Todo o edifício que foi muito útil no século passado, precisava de uma fortíssima
intervenção de reconstrução, mas com todos os cuidados para preservar todas as
suas funcionalidades e não criar descontinuidades. Também o processo de
avaliação tem problemas graves, tendo mais as caraterísticas de um concurso de
beleza (no conceito dos economistas) do que dar um bom ponto de partida para
decisões de financiamento. Isto é muito mais grave hoje porque tem
consequências automáticas na acreditação de cursos e de instituições. Se as
pressões políticas do financiamento eram já insuportáveis, as pressões
institucionais pelo receio das consequências na acreditação tornam a finalização
do processo simplesmente ingerível.

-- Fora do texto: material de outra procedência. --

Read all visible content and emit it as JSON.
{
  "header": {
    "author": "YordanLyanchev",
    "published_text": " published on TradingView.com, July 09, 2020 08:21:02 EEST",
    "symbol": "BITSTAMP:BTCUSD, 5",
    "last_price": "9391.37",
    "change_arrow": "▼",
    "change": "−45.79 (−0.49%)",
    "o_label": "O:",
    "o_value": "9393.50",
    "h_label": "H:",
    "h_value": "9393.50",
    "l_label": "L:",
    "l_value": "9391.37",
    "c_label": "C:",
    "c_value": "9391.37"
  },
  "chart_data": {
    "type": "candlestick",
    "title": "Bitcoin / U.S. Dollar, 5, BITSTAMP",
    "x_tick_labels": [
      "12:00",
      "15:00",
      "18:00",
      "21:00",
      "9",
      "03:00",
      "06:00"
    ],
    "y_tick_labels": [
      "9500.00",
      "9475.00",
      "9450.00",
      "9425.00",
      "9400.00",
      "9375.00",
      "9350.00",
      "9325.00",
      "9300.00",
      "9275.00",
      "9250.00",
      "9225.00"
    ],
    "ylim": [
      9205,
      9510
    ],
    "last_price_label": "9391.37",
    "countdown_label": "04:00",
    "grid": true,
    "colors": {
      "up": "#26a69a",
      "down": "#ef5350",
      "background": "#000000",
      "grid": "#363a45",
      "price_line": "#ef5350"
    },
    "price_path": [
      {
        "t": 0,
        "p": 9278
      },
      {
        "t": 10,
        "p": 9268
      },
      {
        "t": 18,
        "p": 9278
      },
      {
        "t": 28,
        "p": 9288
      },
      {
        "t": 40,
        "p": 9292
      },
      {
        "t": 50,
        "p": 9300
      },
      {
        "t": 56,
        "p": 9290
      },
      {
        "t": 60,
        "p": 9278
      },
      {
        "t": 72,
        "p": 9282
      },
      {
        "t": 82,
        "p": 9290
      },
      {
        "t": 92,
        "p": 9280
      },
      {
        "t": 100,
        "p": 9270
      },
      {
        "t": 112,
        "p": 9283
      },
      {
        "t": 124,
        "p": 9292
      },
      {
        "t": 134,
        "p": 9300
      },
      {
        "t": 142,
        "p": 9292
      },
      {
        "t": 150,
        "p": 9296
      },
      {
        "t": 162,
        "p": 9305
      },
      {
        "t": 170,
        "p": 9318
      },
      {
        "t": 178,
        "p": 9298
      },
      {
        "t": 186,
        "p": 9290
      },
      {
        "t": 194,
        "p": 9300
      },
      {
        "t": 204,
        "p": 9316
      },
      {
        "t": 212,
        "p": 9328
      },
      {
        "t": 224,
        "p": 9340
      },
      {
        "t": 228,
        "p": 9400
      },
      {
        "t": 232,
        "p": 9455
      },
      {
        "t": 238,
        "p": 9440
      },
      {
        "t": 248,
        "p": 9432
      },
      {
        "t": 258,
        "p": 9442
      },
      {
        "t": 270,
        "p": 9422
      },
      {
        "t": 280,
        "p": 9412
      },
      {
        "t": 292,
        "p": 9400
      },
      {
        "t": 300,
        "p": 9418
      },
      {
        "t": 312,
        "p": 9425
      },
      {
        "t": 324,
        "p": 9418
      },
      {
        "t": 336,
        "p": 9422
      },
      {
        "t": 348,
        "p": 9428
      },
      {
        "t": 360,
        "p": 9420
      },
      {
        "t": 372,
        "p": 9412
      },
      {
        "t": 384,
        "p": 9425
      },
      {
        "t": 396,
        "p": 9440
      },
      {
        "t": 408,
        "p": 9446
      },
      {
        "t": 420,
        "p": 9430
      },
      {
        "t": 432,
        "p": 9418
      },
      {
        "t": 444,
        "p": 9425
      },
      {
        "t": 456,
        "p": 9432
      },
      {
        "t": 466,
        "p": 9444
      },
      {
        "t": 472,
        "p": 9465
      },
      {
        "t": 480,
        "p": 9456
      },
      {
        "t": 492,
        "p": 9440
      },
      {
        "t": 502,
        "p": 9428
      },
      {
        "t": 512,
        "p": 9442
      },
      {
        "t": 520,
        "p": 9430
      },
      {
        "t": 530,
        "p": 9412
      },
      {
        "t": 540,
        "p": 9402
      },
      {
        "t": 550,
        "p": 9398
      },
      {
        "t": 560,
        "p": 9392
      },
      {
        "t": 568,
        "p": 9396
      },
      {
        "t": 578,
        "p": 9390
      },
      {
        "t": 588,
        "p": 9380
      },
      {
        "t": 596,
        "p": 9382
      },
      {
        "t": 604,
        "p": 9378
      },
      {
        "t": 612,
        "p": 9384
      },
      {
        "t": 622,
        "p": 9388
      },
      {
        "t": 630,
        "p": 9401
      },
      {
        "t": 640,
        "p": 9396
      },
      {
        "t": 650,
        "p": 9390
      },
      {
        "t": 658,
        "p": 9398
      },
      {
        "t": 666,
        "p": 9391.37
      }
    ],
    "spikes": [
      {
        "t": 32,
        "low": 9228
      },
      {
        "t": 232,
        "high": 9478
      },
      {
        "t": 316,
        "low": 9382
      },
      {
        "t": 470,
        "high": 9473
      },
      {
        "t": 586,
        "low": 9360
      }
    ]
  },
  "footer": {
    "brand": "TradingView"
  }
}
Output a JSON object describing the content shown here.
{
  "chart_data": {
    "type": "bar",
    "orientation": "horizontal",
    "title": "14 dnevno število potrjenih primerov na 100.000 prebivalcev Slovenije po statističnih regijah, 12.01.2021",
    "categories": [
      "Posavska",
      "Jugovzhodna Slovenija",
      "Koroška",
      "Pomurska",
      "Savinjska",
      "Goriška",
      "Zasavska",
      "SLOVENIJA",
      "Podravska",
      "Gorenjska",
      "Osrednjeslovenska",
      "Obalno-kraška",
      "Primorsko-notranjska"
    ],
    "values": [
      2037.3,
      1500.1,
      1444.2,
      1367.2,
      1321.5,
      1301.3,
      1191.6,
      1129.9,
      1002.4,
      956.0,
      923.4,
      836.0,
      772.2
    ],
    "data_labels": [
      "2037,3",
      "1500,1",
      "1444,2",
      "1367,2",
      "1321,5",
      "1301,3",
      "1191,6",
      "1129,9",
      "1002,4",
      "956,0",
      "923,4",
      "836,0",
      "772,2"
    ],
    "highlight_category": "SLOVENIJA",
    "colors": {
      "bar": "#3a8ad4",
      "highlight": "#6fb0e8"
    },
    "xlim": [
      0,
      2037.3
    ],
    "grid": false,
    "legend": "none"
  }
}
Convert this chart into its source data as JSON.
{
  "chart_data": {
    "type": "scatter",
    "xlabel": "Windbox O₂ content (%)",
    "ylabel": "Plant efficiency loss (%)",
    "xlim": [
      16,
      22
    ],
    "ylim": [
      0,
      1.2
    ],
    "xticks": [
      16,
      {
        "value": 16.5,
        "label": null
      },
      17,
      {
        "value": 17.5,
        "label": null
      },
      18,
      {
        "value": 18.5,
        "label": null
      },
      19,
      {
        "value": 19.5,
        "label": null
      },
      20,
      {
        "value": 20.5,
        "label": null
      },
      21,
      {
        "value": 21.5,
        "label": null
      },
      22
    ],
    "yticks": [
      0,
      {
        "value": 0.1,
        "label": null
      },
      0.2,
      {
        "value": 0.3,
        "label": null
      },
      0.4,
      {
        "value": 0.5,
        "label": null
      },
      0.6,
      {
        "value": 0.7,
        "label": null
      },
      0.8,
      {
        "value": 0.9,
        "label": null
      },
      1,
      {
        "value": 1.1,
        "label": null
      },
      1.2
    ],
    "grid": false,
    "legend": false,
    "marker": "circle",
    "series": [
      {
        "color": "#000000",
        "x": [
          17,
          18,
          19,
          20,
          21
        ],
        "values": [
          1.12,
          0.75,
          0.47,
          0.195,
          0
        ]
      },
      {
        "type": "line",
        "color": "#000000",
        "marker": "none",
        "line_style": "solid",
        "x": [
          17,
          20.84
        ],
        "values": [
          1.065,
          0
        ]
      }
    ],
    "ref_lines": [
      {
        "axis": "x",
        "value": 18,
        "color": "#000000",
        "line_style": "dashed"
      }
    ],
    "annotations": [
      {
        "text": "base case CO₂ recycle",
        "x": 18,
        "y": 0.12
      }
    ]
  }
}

Esta crítica e antevisão pessimista não
implicam que o processo de avaliação em curso deva ser interrompido. Terá de ser
mantido, enquanto o seu desfecho é avaliado pelas suas consequências na
viabilidade financeira das unidades (e laboratórios associados e todas as outras
instituições que foram sendo criadas) e nas acreditações futuras. E estes próximos
anos deverão permitir, com a comunidade, repensar o redesenho do SNCT.
6. As prioridades na Inovação
A experiência inicial da década de 1990 de desenvolvimento dual de um sistema
científico académico e um sistema de inovação ou apoio tecnológico ao tecido
industrial foi bem-sucedido. Os centros tecnológicos tiveram destinos bem
diferentes, mas os bem-sucedidos deram ao país um excelente retorno ao
investimento total. Com algum atraso, entramos depois na onda de apoio a startups
baseadas no pessoal académico e em jovens graduados. É um caminho
necessário que terá de ser avaliado a seu tempo. Entre nós como noutros países, a
tutela da inovação tem oscilado entre a educação (e a educação superior) e a
economia. A tutela mista da ANI, Agência Nacional de Inovação, não se tem
mostrado uma boa solução. Raramente, se consegue um bom alinhamento de
objetivos e de financiamento.
A ANI tem o estatuto de sociedade anónima, tendo como sócios a FCT pelo lado da
educação e o IAPMEI pelo lado da Economia. Dois institutos públicos criam uma
sociedade anónima para fugir ao controlo das Finanças, com o risco de uma menor
transparência. Provavelmente, nenhum dos acionistas assume o objeto de
intervenção da ANI como seu. Na realidade, temos dois ministros a dar instruções
por entrepostas pessoas, sendo preciso um grande esforço para conseguir
coerência e responsabilização política. Em alternativa, teremos uma ANI livre para
definir os seus objetivos e conseguir uma dotação orçamental que lhe permita
realizar a missão assumida.
O MECI irá provavelmente desenvolver uma política de inovação própria para
influenciar as estratégias de investigação das instituições de ensino superior e das
suas periferias. Podemos esperar que tenha êxito no reforço de uma perspetiva de
prémio para os académicos que consigam aliar o reconhecimento do êxito no
impacto académico internacional com o sucesso no impacto económico e social
dos seus resultados académicos de maior nota. Mas isto exige uma ênfase
diferente do processo de avaliação da ciência que se faz em todo o sistema de
ensino superior, talvez se aproximando do que foi introduzido pelos ingleses com
algum sucesso e também com um módico de controvérsia.